At Rs 77 per share for Idea, the Birla Group would need to put in nearly $2.4 billion to keep its stake at 39%; at Rs 100, $3.1 billion; at Rs 110, $3.4 billion; and at Rs 120, $3.72 billion, according to Credit Suisse estimates. It added that the high equity infusion may lead to some questioning of “the deal logic from the group’s perspective”.
Idea’s minority shareholders, including Malaysia’s Axiata, analysts said, would own the remaining stake. In case of an initial structure of 39% each, Vodafone and Aditya Birla Group would need to bring it down to 37.5% each to conform to rules which require minority shareholders in a listed entity to hold a minimum 25%.
As per the shareholders’ pact, Axiata has the right to keep its holding at around the current levels, in case of an issue of shares by the Indian telco.
A Vodafone Group Plc spokesman said the company “has nothing further to say at this stage” (beyond the January 30 announcement), and would not be commenting to ET’s queries.

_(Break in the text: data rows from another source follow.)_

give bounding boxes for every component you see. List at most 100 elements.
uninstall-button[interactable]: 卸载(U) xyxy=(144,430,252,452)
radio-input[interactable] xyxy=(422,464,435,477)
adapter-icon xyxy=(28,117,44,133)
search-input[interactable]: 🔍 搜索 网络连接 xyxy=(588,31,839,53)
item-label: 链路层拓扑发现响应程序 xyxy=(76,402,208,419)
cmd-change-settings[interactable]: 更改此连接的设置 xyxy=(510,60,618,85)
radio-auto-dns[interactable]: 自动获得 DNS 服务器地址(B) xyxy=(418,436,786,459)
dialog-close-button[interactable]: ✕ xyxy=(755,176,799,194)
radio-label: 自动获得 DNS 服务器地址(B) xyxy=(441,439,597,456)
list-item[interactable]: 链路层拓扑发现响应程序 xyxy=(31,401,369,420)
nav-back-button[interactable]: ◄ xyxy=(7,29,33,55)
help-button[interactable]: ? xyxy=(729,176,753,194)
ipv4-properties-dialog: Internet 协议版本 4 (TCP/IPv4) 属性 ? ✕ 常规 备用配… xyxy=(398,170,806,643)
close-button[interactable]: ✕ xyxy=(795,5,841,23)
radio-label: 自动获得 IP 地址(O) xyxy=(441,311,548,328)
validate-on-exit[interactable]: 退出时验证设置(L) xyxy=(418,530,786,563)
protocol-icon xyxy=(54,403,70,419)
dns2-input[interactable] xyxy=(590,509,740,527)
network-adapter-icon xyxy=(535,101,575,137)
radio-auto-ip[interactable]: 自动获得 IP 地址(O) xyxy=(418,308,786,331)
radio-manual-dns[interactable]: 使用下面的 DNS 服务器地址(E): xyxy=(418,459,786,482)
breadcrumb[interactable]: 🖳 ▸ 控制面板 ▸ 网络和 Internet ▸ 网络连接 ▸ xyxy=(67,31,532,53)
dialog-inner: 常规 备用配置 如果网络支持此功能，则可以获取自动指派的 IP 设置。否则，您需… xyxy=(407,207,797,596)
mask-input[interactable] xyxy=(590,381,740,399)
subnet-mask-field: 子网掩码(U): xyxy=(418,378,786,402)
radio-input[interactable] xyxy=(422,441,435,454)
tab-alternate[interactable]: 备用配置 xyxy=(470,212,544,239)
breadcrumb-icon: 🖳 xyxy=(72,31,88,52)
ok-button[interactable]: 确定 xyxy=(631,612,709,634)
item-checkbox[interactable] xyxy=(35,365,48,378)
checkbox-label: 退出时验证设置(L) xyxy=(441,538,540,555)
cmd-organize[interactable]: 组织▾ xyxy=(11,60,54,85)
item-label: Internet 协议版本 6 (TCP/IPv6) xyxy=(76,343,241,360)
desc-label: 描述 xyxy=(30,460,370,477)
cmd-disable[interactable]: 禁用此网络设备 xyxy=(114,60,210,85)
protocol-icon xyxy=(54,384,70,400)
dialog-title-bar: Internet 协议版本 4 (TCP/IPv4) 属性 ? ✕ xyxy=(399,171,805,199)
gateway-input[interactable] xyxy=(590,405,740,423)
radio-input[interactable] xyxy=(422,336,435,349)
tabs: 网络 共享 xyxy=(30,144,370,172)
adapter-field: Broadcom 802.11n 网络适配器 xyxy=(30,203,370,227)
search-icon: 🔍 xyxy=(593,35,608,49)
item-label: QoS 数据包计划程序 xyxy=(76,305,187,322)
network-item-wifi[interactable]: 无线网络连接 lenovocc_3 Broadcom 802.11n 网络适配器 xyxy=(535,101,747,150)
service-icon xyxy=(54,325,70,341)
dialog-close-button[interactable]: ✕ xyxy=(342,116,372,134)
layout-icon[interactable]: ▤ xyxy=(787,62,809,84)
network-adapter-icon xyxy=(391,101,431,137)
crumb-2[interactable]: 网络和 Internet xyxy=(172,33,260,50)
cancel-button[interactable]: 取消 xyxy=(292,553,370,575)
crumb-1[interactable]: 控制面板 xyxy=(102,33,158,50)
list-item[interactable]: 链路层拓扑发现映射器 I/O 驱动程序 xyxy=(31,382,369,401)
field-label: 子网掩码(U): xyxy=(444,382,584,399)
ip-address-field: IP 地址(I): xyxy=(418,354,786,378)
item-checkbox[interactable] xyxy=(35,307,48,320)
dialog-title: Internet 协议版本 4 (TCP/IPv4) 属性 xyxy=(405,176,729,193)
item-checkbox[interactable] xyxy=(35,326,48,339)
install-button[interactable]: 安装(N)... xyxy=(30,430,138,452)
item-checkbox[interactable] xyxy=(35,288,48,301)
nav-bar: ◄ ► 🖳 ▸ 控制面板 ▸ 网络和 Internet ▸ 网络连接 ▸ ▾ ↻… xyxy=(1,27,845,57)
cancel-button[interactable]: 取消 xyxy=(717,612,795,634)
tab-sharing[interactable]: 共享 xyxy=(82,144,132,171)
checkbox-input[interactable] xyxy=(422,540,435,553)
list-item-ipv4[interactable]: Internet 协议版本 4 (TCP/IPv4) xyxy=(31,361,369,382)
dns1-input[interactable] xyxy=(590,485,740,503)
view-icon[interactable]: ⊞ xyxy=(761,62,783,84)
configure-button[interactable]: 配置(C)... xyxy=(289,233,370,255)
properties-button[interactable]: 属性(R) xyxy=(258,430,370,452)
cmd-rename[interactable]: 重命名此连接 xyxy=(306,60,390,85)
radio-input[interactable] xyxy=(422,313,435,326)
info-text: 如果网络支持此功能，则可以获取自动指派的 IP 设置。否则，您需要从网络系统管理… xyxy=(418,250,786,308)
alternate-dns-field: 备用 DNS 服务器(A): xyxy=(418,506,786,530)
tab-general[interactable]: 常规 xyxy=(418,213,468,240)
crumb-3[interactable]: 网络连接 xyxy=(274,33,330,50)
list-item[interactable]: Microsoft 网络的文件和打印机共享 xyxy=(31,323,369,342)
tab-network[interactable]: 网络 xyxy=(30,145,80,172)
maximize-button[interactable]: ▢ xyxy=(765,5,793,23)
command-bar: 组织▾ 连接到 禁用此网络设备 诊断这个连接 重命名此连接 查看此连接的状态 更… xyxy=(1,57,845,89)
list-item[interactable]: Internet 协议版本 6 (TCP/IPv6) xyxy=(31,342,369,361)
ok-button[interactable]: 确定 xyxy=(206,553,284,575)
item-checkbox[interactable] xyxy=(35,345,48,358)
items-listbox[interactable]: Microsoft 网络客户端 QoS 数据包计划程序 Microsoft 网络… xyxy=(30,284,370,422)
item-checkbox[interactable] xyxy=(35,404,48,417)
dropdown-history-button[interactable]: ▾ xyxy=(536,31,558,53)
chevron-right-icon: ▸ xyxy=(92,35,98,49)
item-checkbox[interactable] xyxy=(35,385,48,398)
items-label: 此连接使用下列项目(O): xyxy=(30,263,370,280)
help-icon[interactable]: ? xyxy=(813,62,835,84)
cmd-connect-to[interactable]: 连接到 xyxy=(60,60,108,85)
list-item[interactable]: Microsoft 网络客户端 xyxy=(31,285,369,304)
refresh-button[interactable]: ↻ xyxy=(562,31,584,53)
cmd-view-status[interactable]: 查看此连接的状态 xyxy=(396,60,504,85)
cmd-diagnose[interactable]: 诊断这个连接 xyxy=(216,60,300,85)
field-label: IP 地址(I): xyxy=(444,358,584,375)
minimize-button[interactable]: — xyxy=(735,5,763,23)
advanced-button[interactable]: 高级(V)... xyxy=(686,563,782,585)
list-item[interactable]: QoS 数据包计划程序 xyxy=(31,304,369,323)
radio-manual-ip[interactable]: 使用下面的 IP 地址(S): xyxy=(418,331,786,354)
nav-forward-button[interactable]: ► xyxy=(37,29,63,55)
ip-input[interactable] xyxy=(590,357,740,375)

Queries to Idea Cellular and Axiata did not elicit a response at press time.
Industry insiders added that a strategic investor option could also be on the table to bridge the valuation gap with Vodafone, which has more users and revenue than Idea, which is more efficiently run and has been growing faster. An industry executive added that the advent of a strategic investor would make it easier for the UK company to justify its equal rights merger strategy to shareholders, despite being the larger entity.
Analysts at HSBC suggest that another possible solution could be Vodafone picking up a higher stake but agreeing to let the Birla group have equal control over the merged operation. Brokerage Credit Suisse, however, feels such a pact “would be difficult to justify economically”.
Vodafone and the Birla group said on January 30 that they were in talks to merge Vodafone India, excluding its stake in Indus, and Idea in an allshare transaction that would create the country’s largest mobile phone company by subscribers and revenue market share if the deal goes through. Vodafone also said a merger would be effected through the issue of new shares in Idea to Vodafone, which would result in the UK telco separating its India unit.
Vodafone Group CEO Vittorio Colao subsequently said merger talks with Idea’s promoters were aimed at creating a self-funded Indian joint venture with equal rights to take on the competitive threat posed by Reliance Jio Infocomm, led by India’s richest man, Mukesh Ambani.
Jio’s free voice and data services have already hit market leader Bharti Airtel, which reported a 55% fall in its third-quarter net profit to Rs 504 crore. Vodafone India reported a 1.9% drop in service revenue in the December quarter to Rs 10,556 crore, stung by competitive headwinds. No 3 carrier Idea too is expected to fare poorly in the December quarter, with some analysts estimating its first ever net loss.